Ту девочку я заметила, когда выходила на берег после купания. Уж очень она выделялась среди благополучной праздной толпы. Она была странно и нелепо одета. Когда-то в пионерлагере мы в последний вечер смены устраивали импровизированный спектакль, костюмы к нему делали из чего придется на скорую руку, на живульку. Вот на девочке было надето что-то похожее, сшитое из чего попало и на живульку. Юбка — неумело и грубо перешитая из драных, заношенных джинсов, майка или топ — из серой от грязи тюлевой капроновой занавески. Под тюлью виден был такой же грязный и рваный бюстгальтер.
При всей чудовищности надетых на нее тряпок девочка была очень красива. А что это девочка, ребенок тринадцати-четырнадцати лет, а не взрослая девушка, я не сомневалась. Она стояла по щиколотку в воде, с завистью глядя на резвящуюся на мелководье малышню.
Девочку кто-то окликнул и она пошла на зов. Позвал ее полный мужчина, лет сорока на вид. Он развалился на широком покрывале и лениво жевал, потаскивая что-то из груды продуктов, вываленной рядом с ним. Девочка опустилась перед ним на колени, неестественно выгнувшись, как это делают стрипизерши у шеста, лицом изображая гримасу деланной страсти и стала игриво водить пальчиком по груди и животу мужчины. И лишь тогда до меня дошло, как и для чего этот замурзанный ребенок оказался на пляже, среди сытых и безмятежных в своей сытости людей, на чужом для нее празднике жизни.
Видимо, чувства, переполнявшие меня, отразились на моем лице, потому что муж, проследив направление моего взгляда, сказал:
- Да, я тоже обратил внимание на эту парочку.
Я вскинулась:
- Она же ребенок совсем! Ей и пятнадцати нет! Надо милицию позвать!
Но муж осадил меня:
- Не смеши. Какая на фиг милиция? На трассе таких знаешь сколько стоит? Еще моложе есть. Думаешь, милиция не знает? Знает, не сомневайся. Системный кризис. Не дай бог жить в эпоху перемен — это как раз то самое. Кругом бардак.
Я не могла смириться с таким положением:
- Ну так же нельзя, надо же что-то делать!
- Что? Мужик скотина, это ясно. Убивать таких мало. Да только что ему предъявишь, что фруктами на пляже девушку угощал? Она же не кричит, не сопротивляется, а наоборот, улыбается во весь рот.
Настроение было испорчено.
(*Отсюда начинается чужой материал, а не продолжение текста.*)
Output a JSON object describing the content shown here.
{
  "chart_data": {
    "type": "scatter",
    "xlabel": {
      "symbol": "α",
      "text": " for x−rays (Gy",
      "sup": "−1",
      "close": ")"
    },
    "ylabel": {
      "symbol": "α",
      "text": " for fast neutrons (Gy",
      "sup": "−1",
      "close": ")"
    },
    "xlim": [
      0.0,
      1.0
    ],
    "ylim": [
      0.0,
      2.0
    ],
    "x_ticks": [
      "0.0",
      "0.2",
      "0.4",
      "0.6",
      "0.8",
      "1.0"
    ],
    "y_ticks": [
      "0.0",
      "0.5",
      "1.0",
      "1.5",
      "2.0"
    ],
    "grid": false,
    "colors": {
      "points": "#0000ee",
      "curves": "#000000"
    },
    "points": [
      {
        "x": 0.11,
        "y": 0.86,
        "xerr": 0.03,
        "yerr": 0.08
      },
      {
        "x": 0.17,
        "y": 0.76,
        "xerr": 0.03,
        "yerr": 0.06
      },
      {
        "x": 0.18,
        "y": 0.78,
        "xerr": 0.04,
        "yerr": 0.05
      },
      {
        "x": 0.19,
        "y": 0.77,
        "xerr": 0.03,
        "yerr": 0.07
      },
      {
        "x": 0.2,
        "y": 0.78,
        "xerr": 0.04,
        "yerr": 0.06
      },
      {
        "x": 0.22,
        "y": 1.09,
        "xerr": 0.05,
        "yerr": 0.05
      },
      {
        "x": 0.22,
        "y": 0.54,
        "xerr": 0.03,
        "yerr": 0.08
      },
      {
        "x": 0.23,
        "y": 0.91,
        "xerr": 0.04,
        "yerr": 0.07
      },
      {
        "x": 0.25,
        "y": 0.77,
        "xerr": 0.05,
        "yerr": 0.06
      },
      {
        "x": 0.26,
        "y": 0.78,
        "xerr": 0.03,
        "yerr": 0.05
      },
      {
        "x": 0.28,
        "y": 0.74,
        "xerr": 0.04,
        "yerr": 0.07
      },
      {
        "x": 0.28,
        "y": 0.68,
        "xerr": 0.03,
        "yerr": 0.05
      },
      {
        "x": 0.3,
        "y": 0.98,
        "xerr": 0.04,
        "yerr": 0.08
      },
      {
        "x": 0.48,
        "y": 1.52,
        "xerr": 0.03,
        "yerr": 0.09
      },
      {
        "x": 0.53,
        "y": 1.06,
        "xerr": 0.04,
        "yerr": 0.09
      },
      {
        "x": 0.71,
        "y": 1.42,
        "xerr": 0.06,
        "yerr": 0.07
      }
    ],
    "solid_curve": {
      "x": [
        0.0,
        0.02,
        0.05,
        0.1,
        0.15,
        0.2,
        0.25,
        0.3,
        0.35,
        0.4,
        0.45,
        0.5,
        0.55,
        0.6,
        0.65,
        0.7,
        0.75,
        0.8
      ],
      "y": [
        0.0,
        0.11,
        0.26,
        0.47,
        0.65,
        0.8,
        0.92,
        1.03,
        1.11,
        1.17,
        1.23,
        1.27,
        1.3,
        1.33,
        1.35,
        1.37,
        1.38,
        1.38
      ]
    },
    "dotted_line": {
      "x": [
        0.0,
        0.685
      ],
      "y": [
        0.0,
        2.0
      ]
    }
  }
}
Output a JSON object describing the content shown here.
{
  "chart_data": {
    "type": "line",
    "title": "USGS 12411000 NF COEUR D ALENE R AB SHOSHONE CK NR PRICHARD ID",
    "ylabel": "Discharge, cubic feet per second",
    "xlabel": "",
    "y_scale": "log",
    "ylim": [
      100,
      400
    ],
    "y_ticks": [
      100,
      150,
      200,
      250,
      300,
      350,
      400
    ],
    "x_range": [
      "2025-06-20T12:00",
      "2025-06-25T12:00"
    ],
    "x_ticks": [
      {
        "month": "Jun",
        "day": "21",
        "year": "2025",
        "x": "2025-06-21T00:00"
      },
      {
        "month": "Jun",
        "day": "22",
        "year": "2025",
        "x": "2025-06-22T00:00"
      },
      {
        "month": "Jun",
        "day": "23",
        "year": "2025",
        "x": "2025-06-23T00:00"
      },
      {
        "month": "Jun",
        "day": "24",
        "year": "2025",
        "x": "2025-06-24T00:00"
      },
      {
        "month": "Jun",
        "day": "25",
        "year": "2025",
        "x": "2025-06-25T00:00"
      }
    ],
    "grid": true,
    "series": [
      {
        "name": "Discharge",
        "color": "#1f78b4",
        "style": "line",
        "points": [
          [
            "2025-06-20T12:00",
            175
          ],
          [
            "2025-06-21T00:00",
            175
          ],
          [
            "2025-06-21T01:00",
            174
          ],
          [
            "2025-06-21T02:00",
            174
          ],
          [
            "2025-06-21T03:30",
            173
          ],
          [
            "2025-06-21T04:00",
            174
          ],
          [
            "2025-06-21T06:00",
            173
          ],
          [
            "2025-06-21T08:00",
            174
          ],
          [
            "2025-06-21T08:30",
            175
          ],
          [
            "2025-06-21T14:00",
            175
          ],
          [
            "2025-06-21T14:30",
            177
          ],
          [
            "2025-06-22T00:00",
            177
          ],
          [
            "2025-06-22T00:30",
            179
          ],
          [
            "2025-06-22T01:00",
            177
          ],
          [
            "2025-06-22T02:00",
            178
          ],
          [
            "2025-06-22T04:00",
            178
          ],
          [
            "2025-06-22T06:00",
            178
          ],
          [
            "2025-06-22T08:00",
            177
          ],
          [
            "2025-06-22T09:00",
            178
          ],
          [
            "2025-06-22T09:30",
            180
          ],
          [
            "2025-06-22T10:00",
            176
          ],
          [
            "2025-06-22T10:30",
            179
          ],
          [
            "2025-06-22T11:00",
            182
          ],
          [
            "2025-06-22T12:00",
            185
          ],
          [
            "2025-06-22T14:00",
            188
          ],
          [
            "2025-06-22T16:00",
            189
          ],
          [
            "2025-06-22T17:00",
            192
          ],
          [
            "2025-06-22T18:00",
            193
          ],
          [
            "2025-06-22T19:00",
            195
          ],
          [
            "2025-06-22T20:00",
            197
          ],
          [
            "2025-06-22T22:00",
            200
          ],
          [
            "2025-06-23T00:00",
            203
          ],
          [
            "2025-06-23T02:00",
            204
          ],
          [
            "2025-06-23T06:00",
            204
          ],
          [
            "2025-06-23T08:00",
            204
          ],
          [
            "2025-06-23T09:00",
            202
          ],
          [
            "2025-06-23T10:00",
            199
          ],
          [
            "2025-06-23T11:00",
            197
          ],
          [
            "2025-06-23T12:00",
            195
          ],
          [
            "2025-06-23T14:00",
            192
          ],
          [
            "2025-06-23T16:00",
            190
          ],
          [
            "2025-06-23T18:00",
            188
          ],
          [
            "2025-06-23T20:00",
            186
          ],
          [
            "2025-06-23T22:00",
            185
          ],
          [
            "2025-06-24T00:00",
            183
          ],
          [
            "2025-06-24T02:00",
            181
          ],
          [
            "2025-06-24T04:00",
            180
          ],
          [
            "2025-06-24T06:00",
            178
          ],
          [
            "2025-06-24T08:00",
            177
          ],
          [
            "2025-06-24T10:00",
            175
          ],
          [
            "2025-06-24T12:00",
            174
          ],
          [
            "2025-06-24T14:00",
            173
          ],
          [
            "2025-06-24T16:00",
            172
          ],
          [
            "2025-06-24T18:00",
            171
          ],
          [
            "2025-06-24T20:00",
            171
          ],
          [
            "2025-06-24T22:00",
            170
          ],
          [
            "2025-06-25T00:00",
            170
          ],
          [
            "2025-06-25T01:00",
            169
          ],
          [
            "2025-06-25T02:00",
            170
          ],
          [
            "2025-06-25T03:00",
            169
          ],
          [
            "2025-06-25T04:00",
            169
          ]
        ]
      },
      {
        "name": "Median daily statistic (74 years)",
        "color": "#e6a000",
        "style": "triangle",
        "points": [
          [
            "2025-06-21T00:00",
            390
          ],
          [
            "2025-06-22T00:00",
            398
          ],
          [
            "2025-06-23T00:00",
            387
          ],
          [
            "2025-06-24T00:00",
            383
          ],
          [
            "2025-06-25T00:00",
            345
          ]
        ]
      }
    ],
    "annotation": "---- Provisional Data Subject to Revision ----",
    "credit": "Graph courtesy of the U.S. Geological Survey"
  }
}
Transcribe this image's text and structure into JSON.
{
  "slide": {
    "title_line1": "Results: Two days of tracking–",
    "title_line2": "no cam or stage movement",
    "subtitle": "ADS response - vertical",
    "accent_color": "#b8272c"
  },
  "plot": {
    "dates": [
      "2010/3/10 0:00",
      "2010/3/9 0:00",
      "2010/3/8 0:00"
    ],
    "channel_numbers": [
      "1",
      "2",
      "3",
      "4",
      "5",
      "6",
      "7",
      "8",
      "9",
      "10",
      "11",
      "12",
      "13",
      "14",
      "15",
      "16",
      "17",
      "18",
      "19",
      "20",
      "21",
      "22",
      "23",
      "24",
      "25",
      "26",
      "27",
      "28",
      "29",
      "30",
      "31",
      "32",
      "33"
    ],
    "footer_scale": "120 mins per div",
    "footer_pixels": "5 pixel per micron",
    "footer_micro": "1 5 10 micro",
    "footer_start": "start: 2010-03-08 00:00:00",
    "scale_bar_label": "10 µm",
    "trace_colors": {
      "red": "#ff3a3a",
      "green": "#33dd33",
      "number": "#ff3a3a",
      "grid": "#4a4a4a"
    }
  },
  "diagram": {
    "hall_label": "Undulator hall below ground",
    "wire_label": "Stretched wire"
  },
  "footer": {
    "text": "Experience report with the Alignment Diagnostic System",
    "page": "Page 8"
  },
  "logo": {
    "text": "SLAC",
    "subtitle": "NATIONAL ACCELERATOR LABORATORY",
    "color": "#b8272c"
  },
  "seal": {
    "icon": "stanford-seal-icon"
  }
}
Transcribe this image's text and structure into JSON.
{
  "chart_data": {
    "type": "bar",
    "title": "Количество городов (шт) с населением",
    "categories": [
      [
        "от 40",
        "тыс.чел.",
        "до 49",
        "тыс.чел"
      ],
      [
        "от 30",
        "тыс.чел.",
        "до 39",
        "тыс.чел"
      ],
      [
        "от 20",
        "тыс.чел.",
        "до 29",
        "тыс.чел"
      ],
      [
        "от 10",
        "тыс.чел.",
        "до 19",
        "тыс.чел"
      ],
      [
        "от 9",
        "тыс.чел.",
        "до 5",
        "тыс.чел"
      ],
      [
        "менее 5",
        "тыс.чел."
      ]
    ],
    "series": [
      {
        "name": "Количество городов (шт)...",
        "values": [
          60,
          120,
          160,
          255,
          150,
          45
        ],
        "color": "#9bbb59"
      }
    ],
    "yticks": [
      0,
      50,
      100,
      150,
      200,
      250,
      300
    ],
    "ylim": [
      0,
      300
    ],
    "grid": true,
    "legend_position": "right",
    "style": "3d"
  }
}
Я уже не могла наблюдать за маневрами парусников на горизонте и за полетом чаек, а все косилась исподтишка на странную парочку. Видела, как, возбудившись, повел мужик с оттопытенными под свисавшим животом штанами девочку куда-то в сторону автомобильной парковки, как, вернувшись через время, пошел купаться, а девочка, оставшись одна, накинулась с жадностью на разложенные на покрывале продукты и толкала в рот еду едва ли не двумя руками, торопясь, глотая куски почти непрожеваными...
Со стороны моря, нарастая, послышался звук мотора и к берегу подлетел уже знакомый катер. Веселье на палубе было в самом разгаре. Девченки по прежнему голышом сидели на коленях у мужчин и громко хохотали. Те же два парня побежали рысью в кафе.
Вдруг мужик, что был с девочкой-беспризорницей, сорвался с места и с диким ревом кинулся к катеру. Он взлетел по лестнице на палубу с прытью, какую от него трудно было ожидать и, подлетев к одной из парочек, схватил девушку за руку. И в ту же секунду оказался за бортом. Отплевавшись от воды, он опять ринулся на абордаж. И, получив пинок в лицо, снова полетел в воду.
Весь пляж наблюдал за этой дикой сценой.
Женщина, загоравшая неподалеку, сказала, обращаясь к нам:
- Похоже, дочка его, что ли...
Но мы с мужем разговор не поддержали. Какая разница, дочка, внучка, Жучка...
Случайно я бросила взгляд на берег и увидела, как девочка-бродяжка открыла портмоне толстяка, вытащила оттуда деньги и, бросив кошелек на подстилку, мелкими шагами, пятясь, стала отходить. Метров через пять сорвалась и убежала.
А морская битва тем временем продолжалась. Девушка на палубе кричала и ожесточенно жестикулировала, объясняя что-то мужчинам, но ее никто не слушал. Мужик, выныривая в очередной раз из воды, кричал и матерился. Тарахтел на холостых оборотах мотор. Орала музыка.
Прибежали с сумками интенданты, притопили напоследок толстяка, поднялись на палубу, и катер, сорвавшись, унесся в море.
Измордованный мужик выбрался на берег, отплевываясь и размазывая по лицу кровь. Подхватил свои пожитки, даже не заметив отсутствия спутницы, и уковылял в сторону парковки.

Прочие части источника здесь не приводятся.